Exercise & Anandamide
One of the most effective and beneficial ways to produce more anandamide is exercise. Anandamide is synthesized internally in an effort to deal with physiological or mental stress or disharmony. Although the benefits of anandamide are multifaceted, one of its greatest values is as an analgesic. Thus, this endocannabinoid is produced in the most plentiful quantities during endurance exercise involving significant effort or time periods.
A 2004 study entitled “Endocannabinoids and Exercise” investigated the effect of exercise on “analgesia, sedation, anxiolysis, and a sense of wellbeing.”
“An exercise-induced altered state of consciousness has long been appreciated by endurance athletes. The effect has been well documented in the popular literature and subjected to scientific investigation,” wrote the study’s authors. The research defined runner’s high, which typically is mired in ambiguity and a lack of scientific description, relatively precisely: “The runner’s high has been described subjectively as pure happiness, elation, a feeling of unity with one’s self and/or nature, endless peacefulness, inner harmony, boundless energy, and a reduction in pain sensation.”
The study revealed that the analgesic quality of endocannabinoids such as anandamide is dictated by the type of pain being experienced. “There are particular types of pain against which cannabinoids are particularly effective,” reported the study’s authors.

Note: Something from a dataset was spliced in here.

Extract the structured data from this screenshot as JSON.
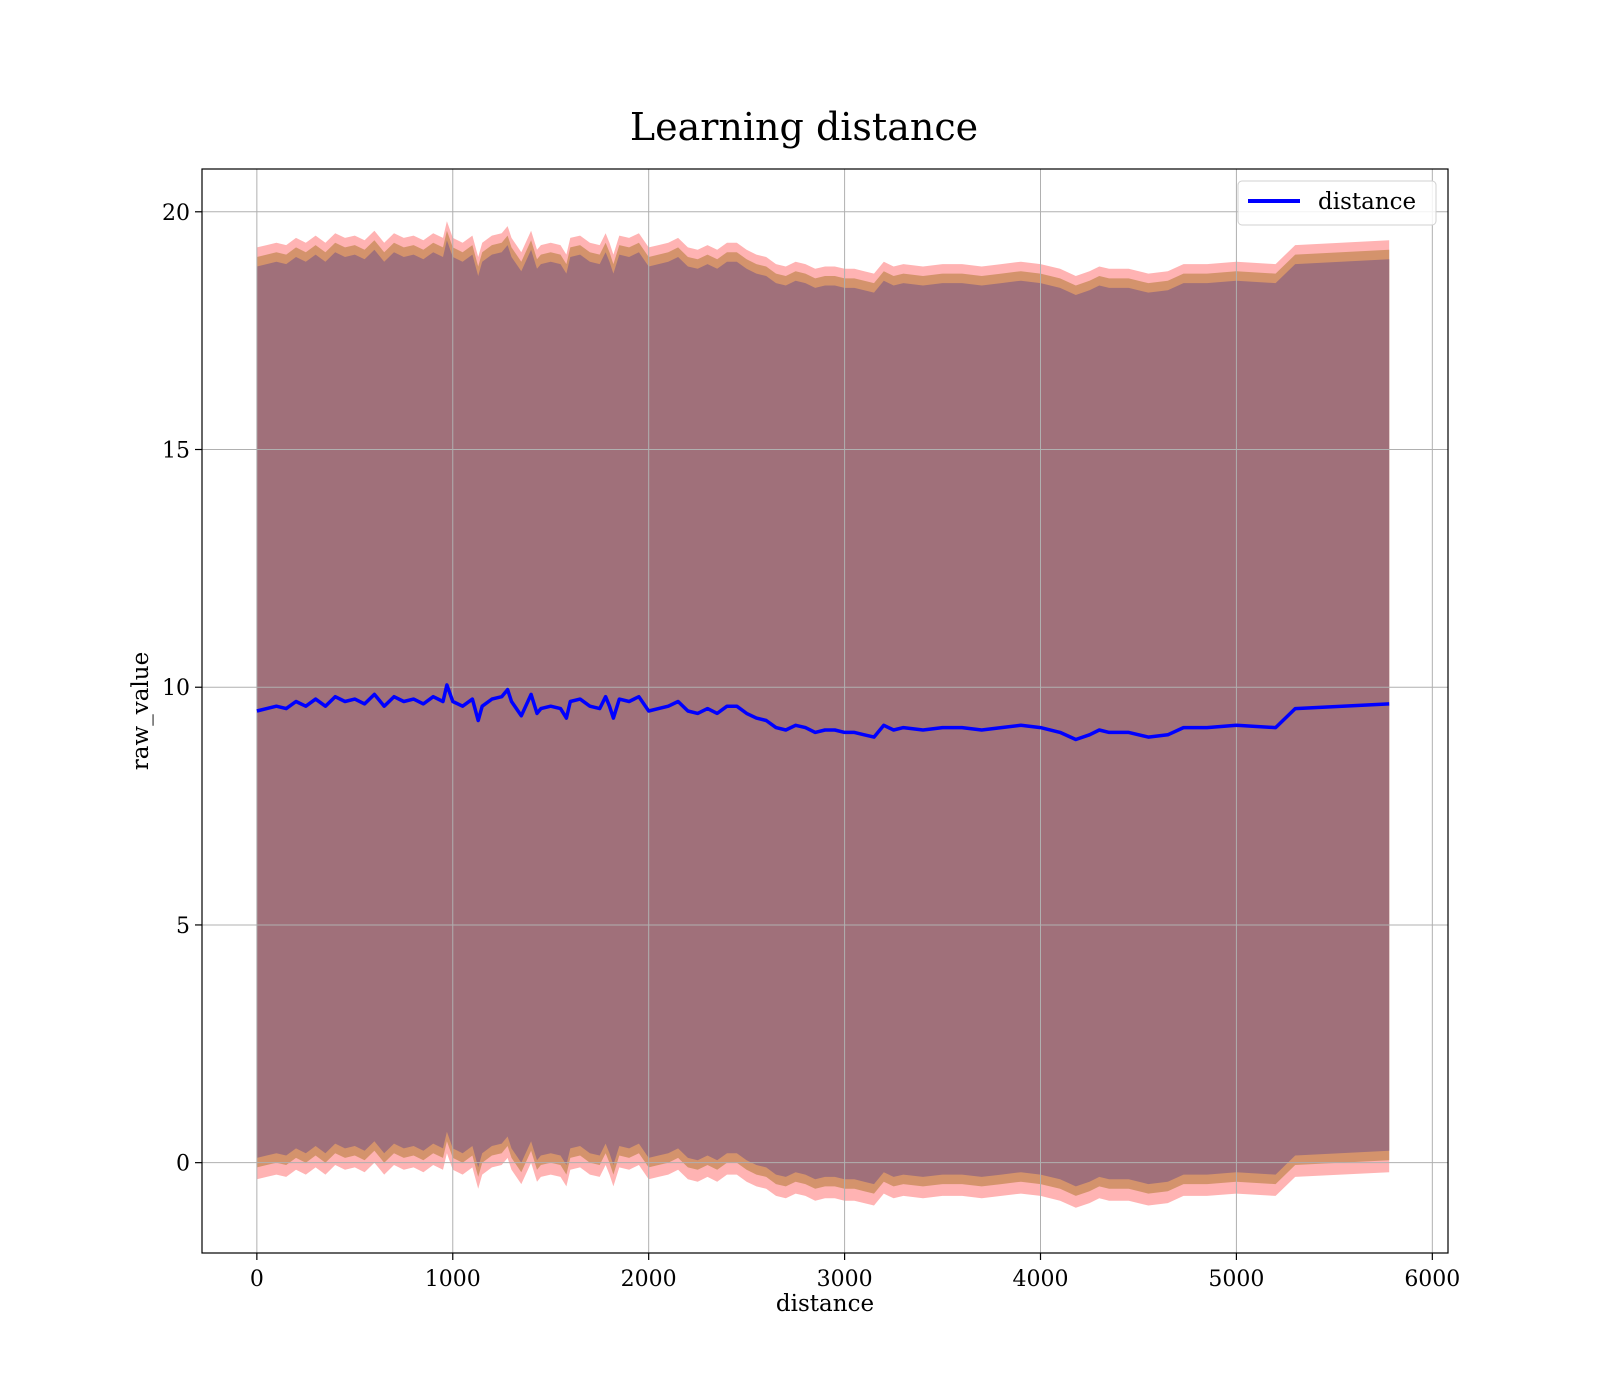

A 2003 study entitled “Exercise Activates the Endocannabinoid System” discovered that people who exercised for a minimum of an hour produced significantly higher levels of the endocannabinoid anandamide.
The study also concluded that anandamide is the molecule that causes the euphoria called runner’s high, not the hormone endorphin. This research is notable because it was the first to counter the idea that a runners high is produced by high levels of endorphin.
The researchers found that the body produces endocannabinoids as a means of self-healing and mitigating pain and other bodily stresses during moderate or intense exercise. Reported the study’s authors: “No other study has ever considered this possibility, which is why the results are so significant.”
For generations, the energized euphoria experienced by many people during endurance exercise — commonly referred to as runner’s high — was credited solely to the hormone endorphin (β-endorphin). Research has revealed, however, that β-endorphin is not responsible for this phenomenon (see the 2015 study “The Blood-Brain Barrier” and the 2015 study entitled “A Runner’s High Depends on Cannabinoid Receptors”).
Anandamide, however, is able to permeate the Blood-Brain Barrier to reach the CB1 receptors that are found most prevalently in the brain and CNS. When anandamide binds with these cellular receptors, it causes improvements in mood and other euphoric effects (a characteristic of obvious value to those suffering psychological conditions such as social anxiety, clinical depression, and PTSD).
Anandamide in Short
The health benefits of endocannabinoids such as anandamide and 2-AG are being proven at an increasingly detailed and convincing level by a wealth of new peer-reviewed research studies.
Evidence is mounting that patients who produce adequate amounts of anandamide within their own bodies — or who supplement their ECS with anandamide from outside sources or mimetic molecules from plants (such as CBD and THC) — may be better equipped to prevent or combat a wide variety of psychological and physical conditions and diseases.